There are even more overlooked aspects of the London environment that are vital to helping people live here, such as the ways that different cultures cluster in certain areas of the city. London has many different regions that are very distinct and easy to point out. Like I’ve mentioned before, the East End has a huge Bangladeshi population, and the West, like Notting Hill Gate, is considered a rich neighborhood, with flats and houses running upwards of $2 million. Multiple cultural centers help the diverse population find a home within the city. Each community acts as a city within a city, where the residents change the local culture to fit their customs. The population of the communities changes whether there are street vendors, what markets look like, the distribution of independent versus large companies (e.g. the local bakery versus a Starbucks).

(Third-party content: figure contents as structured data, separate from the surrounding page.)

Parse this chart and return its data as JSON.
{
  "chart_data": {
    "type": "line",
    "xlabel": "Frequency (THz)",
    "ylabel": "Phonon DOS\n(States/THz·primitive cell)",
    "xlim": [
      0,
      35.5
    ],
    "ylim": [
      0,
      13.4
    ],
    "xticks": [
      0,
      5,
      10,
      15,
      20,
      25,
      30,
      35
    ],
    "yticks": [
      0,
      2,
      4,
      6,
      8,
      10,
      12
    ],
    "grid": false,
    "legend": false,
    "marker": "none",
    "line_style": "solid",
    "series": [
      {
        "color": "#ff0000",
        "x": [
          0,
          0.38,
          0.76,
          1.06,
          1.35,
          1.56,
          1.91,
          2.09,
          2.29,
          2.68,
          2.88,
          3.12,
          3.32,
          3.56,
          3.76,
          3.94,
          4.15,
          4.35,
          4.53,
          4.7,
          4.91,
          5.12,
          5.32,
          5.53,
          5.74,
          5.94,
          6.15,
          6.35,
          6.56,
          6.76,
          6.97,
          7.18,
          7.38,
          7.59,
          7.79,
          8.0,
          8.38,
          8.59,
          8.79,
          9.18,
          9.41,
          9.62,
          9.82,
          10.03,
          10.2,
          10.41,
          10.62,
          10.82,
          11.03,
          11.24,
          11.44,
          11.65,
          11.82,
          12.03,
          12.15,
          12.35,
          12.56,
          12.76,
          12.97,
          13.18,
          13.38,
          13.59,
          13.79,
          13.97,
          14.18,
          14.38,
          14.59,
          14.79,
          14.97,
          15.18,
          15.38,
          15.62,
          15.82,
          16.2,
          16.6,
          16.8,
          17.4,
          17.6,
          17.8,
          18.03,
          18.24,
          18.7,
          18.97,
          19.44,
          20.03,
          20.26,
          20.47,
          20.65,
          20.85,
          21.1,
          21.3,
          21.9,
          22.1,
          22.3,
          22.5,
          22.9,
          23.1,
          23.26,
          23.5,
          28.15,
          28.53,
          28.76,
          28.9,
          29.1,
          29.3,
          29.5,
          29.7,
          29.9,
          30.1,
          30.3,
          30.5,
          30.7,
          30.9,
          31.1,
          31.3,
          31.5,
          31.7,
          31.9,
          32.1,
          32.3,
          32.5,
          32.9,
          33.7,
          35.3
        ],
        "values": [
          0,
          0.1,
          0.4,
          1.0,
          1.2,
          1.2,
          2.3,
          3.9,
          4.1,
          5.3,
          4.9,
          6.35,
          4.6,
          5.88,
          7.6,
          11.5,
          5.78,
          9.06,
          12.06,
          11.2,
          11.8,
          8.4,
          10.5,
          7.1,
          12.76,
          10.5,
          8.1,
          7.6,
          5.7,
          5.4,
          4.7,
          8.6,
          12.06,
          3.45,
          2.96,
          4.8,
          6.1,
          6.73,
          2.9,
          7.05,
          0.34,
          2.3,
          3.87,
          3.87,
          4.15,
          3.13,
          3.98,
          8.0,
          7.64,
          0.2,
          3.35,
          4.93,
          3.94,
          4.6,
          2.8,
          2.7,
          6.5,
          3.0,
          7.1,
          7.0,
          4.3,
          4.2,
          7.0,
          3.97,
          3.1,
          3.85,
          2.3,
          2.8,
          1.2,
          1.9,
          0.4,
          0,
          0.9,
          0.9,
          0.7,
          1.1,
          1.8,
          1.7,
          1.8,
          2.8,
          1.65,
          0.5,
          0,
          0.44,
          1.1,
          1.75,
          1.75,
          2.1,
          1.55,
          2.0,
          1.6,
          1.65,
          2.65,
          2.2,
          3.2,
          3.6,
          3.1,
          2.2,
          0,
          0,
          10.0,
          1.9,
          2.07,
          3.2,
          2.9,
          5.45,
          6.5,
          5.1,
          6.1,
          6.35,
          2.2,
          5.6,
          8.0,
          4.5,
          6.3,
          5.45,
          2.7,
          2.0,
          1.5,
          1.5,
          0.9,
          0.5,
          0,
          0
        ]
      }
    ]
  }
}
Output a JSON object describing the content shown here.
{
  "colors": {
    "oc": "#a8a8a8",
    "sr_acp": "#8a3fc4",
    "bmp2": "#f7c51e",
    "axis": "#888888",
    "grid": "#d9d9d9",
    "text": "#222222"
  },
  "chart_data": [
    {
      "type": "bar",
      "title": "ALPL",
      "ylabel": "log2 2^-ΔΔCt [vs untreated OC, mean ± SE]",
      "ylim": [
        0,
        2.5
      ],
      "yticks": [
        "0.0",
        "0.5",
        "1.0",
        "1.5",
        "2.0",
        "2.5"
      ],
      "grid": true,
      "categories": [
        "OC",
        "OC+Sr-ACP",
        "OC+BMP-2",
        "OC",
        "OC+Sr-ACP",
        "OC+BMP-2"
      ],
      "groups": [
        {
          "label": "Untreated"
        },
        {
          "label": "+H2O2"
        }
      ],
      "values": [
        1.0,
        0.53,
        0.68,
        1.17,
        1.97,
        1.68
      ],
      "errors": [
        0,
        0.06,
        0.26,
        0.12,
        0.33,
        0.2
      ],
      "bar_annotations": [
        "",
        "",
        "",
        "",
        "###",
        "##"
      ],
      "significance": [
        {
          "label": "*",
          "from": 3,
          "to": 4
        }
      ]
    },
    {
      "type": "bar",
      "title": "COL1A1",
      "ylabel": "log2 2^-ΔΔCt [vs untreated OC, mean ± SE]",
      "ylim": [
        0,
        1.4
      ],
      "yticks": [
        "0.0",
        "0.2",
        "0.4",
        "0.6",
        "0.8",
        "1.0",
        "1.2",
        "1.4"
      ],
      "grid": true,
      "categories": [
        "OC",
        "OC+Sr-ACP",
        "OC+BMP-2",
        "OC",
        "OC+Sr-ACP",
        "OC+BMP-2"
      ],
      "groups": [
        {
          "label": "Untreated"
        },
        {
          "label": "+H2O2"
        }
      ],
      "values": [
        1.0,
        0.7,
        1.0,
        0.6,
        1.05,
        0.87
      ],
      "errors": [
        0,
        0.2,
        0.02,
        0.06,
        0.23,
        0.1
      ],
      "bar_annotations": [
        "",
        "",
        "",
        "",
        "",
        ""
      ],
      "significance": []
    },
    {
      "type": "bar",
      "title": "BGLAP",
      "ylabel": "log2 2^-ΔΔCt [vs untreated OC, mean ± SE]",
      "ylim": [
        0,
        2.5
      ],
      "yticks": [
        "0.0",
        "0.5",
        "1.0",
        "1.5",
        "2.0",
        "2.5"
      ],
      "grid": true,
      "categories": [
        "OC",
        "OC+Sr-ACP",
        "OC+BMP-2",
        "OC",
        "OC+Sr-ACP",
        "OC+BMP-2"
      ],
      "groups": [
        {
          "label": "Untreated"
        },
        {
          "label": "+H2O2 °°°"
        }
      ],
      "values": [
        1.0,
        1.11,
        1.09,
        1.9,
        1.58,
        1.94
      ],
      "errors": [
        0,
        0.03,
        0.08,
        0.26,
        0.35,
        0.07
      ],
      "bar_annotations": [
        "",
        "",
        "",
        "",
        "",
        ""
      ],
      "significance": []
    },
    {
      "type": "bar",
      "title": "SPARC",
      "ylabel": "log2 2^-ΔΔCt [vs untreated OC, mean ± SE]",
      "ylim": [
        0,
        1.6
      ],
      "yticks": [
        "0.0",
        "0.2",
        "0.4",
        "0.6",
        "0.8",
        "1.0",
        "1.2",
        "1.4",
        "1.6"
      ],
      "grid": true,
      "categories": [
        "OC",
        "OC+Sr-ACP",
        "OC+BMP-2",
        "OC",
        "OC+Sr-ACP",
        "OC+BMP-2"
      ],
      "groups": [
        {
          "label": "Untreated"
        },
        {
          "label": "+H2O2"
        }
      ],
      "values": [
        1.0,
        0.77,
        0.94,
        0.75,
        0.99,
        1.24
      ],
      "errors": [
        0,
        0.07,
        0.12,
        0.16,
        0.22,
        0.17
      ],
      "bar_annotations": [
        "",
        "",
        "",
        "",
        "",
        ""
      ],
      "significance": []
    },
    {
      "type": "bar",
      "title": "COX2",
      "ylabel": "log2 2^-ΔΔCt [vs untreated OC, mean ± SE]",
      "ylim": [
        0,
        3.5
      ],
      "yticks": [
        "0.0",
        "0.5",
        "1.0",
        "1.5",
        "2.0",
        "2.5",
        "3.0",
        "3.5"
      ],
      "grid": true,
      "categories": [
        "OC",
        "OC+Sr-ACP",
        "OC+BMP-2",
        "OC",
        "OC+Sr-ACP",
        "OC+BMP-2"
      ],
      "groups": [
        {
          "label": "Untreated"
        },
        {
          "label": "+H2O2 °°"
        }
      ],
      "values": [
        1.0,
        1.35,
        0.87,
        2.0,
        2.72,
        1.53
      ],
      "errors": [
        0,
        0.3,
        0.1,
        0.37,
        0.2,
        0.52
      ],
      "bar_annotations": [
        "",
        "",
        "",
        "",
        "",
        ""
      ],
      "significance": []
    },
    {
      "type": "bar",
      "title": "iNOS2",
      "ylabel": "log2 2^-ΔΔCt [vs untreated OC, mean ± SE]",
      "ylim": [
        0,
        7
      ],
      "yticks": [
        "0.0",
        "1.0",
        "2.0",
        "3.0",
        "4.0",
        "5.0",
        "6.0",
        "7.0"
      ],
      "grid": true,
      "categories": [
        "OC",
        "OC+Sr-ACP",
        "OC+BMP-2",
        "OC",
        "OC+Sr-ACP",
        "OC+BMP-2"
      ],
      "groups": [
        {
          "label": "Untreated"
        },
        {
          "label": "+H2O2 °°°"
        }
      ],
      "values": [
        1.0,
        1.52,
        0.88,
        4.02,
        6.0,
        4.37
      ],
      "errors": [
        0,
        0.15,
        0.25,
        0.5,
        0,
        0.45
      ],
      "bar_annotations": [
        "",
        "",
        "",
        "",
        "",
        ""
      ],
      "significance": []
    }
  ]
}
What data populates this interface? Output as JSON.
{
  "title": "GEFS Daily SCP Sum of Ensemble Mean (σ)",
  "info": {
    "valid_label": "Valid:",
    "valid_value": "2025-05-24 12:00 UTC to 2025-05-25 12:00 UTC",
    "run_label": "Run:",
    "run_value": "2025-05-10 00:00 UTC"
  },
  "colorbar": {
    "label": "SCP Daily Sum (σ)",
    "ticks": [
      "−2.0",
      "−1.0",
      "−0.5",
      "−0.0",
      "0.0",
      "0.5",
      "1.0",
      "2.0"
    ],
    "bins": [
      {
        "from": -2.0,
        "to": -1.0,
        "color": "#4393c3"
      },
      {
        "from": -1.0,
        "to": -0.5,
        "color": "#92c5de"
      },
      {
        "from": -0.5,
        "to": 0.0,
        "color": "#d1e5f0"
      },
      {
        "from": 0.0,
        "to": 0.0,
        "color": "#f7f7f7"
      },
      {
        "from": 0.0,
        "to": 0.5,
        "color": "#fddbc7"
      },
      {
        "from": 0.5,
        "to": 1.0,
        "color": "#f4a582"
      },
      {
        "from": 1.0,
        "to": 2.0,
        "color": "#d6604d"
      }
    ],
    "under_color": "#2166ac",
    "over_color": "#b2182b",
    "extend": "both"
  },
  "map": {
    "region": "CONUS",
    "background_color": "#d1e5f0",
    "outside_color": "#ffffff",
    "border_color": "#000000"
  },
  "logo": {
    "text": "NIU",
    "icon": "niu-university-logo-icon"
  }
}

There are many challenges to living in London. One is gentrification. That’s a fancy word that describes large businesses invading neighborhoods. Imagine what would happen if a Walmart, Target, Starbucks, and Macy’s decided to move in one block down from your house. First off, they would be tearing down other homes. Second, the amount of traffic would increase, and the cost of your house would likely increase because it’s now in a more convenient location. But what if you’re renting? Then your rent goes up. If it goes up enough, you may not be able to afford to live there anymore, even though you’ve lived there your whole life.
If everyone in the community gets pushed out because of high rents, the culture of the neighborhood will look vastly different just because a few large businesses moved in. Now imagine how terrible this would be for small businesses. How can the small bakery next door to the Starbucks compete with that huge corporation? Sure, the bakery will have better quality goods, better service, and a family atmosphere, but they can’t lower their prices like a corporation can. Starbucks buys in bulk for their thousands of stores across the world, giving them discounts. A small bakery may only make three dozen of each type of pastry each day. It’s not fair to pit the small business against the large one, as it will likely kill the small business.
There have been many protests lately to large businesses moving into small neighborhoods. Portobello Market in Notting Hill is one example. Notting Hill is a fancy neighborhood, but the market has been around for over a century. The increasing rent means that the people running the market, which includes fruits, vegetables, antiques, and more, can no longer live there.
So the culture of the residents of Notting Hill is now completely different than the culture of the Portobello Market. Both the market and the neighborhood are famous, so there is constant friction between the two.
In general, more people are speaking up about threats to their environment like large businesses, and because of the internet their issues are being heard. The internet has been a key communication tool aiding the residents of London in adapting to their environment, or adapting the environment back to their needs.